Recruitment is, at its most critical end, a function of sales and performs best under a well-defined brand and when underpinned by a decent marketing strategy.
This is an ethic that is largely embraced in the better recruitment agencies, yet isn’t in the corporate sector. In most companies there is little or no interaction between the Sales & Marketing function and the HR/Recruitment function.
I’ve heard a lot of people speak in business about corporate hiring and much of it misses the point. They seem to see the most important element as the selection process, but this is just the ‘buying’ part of the recruitment life-cycle and important as it is, it’s only actually possible if enough qualified candidates are found.
To find enough qualified candidates, the company’s employment brand needs to not be weak, its employment propositions attractive and compelling and its various candidate sourcing channels well-defined.
This is just as relevant if that company only use agencies to source candidates.
The view that recruitment is more about buying than selling belies a kind of institutional arrogance that makes many companies believe that if they have vacancies, good people will come – that somehow they are doing the wider community a favour by actually inviting people to come and work for them.
It is this misplaced arrogance that has enabled the agency sector to gain so much traction over the past 15 years - because the more companies fail to source their own candidates, the more they buy into the myth (a myth often perpetuated by agencies by the way) that finding good candidates is some sort of ‘dark art’ that can only be performed by certain types of people. This ‘myth’ is only half right. It isn’t a ‘dark art’, but it is something that can only really be done by certain types of people – and that is people who know how to sell.

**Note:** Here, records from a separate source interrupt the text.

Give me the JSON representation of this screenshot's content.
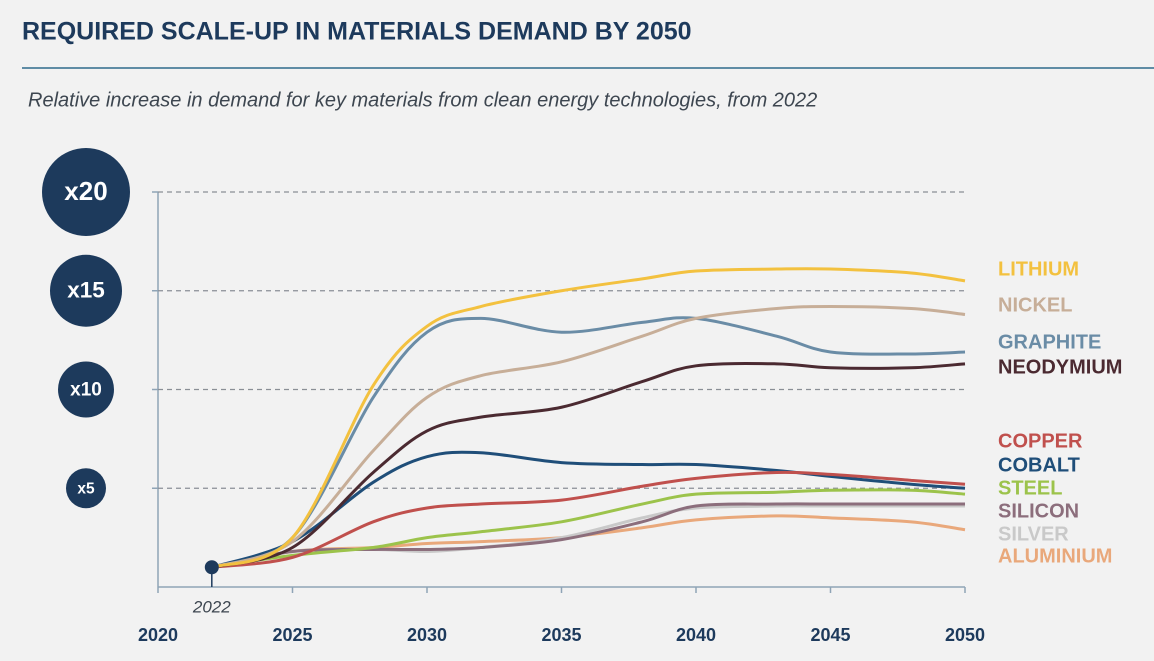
{
  "chart_data": {
    "type": "line",
    "title": "REQUIRED SCALE-UP IN MATERIALS DEMAND BY 2050",
    "subtitle": "Relative increase in demand for key materials from clean energy technologies, from 2022",
    "x": [
      2022,
      2025,
      2028,
      2030,
      2032,
      2035,
      2038,
      2040,
      2043,
      2045,
      2048,
      2050
    ],
    "xlim": [
      2020,
      2050
    ],
    "xticks": [
      2020,
      2025,
      2030,
      2035,
      2040,
      2045,
      2050
    ],
    "ylim": [
      0,
      20
    ],
    "yticks": [
      {
        "value": 5,
        "label": "x5"
      },
      {
        "value": 10,
        "label": "x10"
      },
      {
        "value": 15,
        "label": "x15"
      },
      {
        "value": 20,
        "label": "x20"
      }
    ],
    "grid": true,
    "series": [
      {
        "name": "LITHIUM",
        "color": "#f3c13f",
        "values": [
          1,
          2.5,
          10.2,
          13.2,
          14.2,
          15,
          15.6,
          16,
          16.1,
          16.1,
          15.9,
          15.5
        ]
      },
      {
        "name": "NICKEL",
        "color": "#c7ae98",
        "values": [
          1,
          2.3,
          6.9,
          9.6,
          10.7,
          11.4,
          12.7,
          13.6,
          14.1,
          14.2,
          14.1,
          13.8
        ]
      },
      {
        "name": "GRAPHITE",
        "color": "#6a8ca6",
        "values": [
          1,
          2.5,
          9.6,
          12.9,
          13.6,
          12.9,
          13.4,
          13.6,
          12.7,
          11.9,
          11.8,
          11.9
        ]
      },
      {
        "name": "NEODYMIUM",
        "color": "#4b2a31",
        "values": [
          1,
          2,
          5.8,
          7.9,
          8.6,
          9.1,
          10.4,
          11.2,
          11.3,
          11.1,
          11.1,
          11.3
        ]
      },
      {
        "name": "COPPER",
        "color": "#c0504d",
        "values": [
          1,
          1.5,
          3.3,
          4,
          4.2,
          4.4,
          5.1,
          5.5,
          5.8,
          5.7,
          5.4,
          5.2
        ]
      },
      {
        "name": "COBALT",
        "color": "#1f4e79",
        "values": [
          1,
          2.3,
          5.3,
          6.6,
          6.8,
          6.3,
          6.2,
          6.2,
          5.9,
          5.6,
          5.2,
          5
        ]
      },
      {
        "name": "STEEL",
        "color": "#9cc34b",
        "values": [
          1,
          1.6,
          2,
          2.5,
          2.8,
          3.3,
          4.2,
          4.7,
          4.8,
          4.9,
          4.9,
          4.7
        ]
      },
      {
        "name": "SILICON",
        "color": "#8c6e7c",
        "values": [
          1,
          1.8,
          1.9,
          1.9,
          2,
          2.4,
          3.3,
          4.1,
          4.2,
          4.2,
          4.2,
          4.2
        ]
      },
      {
        "name": "SILVER",
        "color": "#c9c9c9",
        "values": [
          1,
          1.8,
          1.9,
          1.8,
          2,
          2.5,
          3.5,
          4,
          4.1,
          4.1,
          4.1,
          4.1
        ]
      },
      {
        "name": "ALUMINIUM",
        "color": "#e9a87b",
        "values": [
          1,
          1.8,
          2,
          2.2,
          2.3,
          2.5,
          3,
          3.4,
          3.6,
          3.5,
          3.3,
          2.9
        ]
      }
    ]
  }
}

Unfortunately, many internal company recruiters come from HR and administration backgrounds and not sales. HR requires knowledge of laws, policies and managing people resources, which are all extremely important functions - but they are not sales and as a result too many people who handle recruitment within corporate HR just become an administrative cushion between their hiring managers and the agency PSL.
The basic stages of the sales cycle are to find, to qualify and to sell to and to close and these broadly cover the key stages of the recruitment cycle – namely to source enough decent candidates, to screen and short-list the best qualified and to convince them the job and the company are right for them.
So, how can the Sales & Marketing function help re-invigorate a company’s recruiting effort?
Firstly, HR could do a lot worse than outsource (or sub-contract) their recruitment & resourcing function to their Sales & Marketing department rather than to an external provider. Their Sales and Marketing people are best placed to do this because:
1) They know the company, its ethics and its strengths and weaknesses
2) They know how to help build brands
3) They’re good at developing routes to market, managing distributors/suppliers/resellers
4) They are used to getting the best out of CRMs
5) Building dialogue with prospects is second nature
6) They know how to sell and how to close
In recruitment terms, this means;
1) Being able to inform and articulate all of their recruitment materials
2) Building and disseminating a powerful employer brand
3) Managing agencies, headhunters and other recruitment suppliers
4) Optimising the use of an ATS (applicant tracking system) and using it to build Talent-Pools
5) Communicating with these Talent-Pools to enable ‘just in time’ hiring for business-critical vacancies
6) Attracting better candidates and converting more of them to attending interviews and accepting job offers
An ongoing working collaboration between HR and their Sales & Marketing colleagues could work with recruitment reporting directly to the head of Sales & Marketing with a dotted line reporting to HR also. HR would still retain some ownership of recruitment - something they would need to do given their offer-management and onboarding responsibilities, but most of the commercial activity that recruitment entails would be driven by people who have some intimacy with the ethos and practices involved.
The recruitment function of any company needs to think and act more like a Sales & Marketing department if it's to win its unfair share of the best available talent and to build a ‘I want to work there’ employment reputation.
Having the Sales & Marketing and HR functions operate independently is a big mistake.
If the two worked more closely together, or even better, if recruitment was moved out of HR and into Sales & Marketing, companies would save hundreds of thousands of pounds every year and the recruitment agency market, already overcrowded with too many wide-boys and paper-pushers who feed-off HR’s recruitment frailty would shrink so that those left would the ones that offered real commercial value.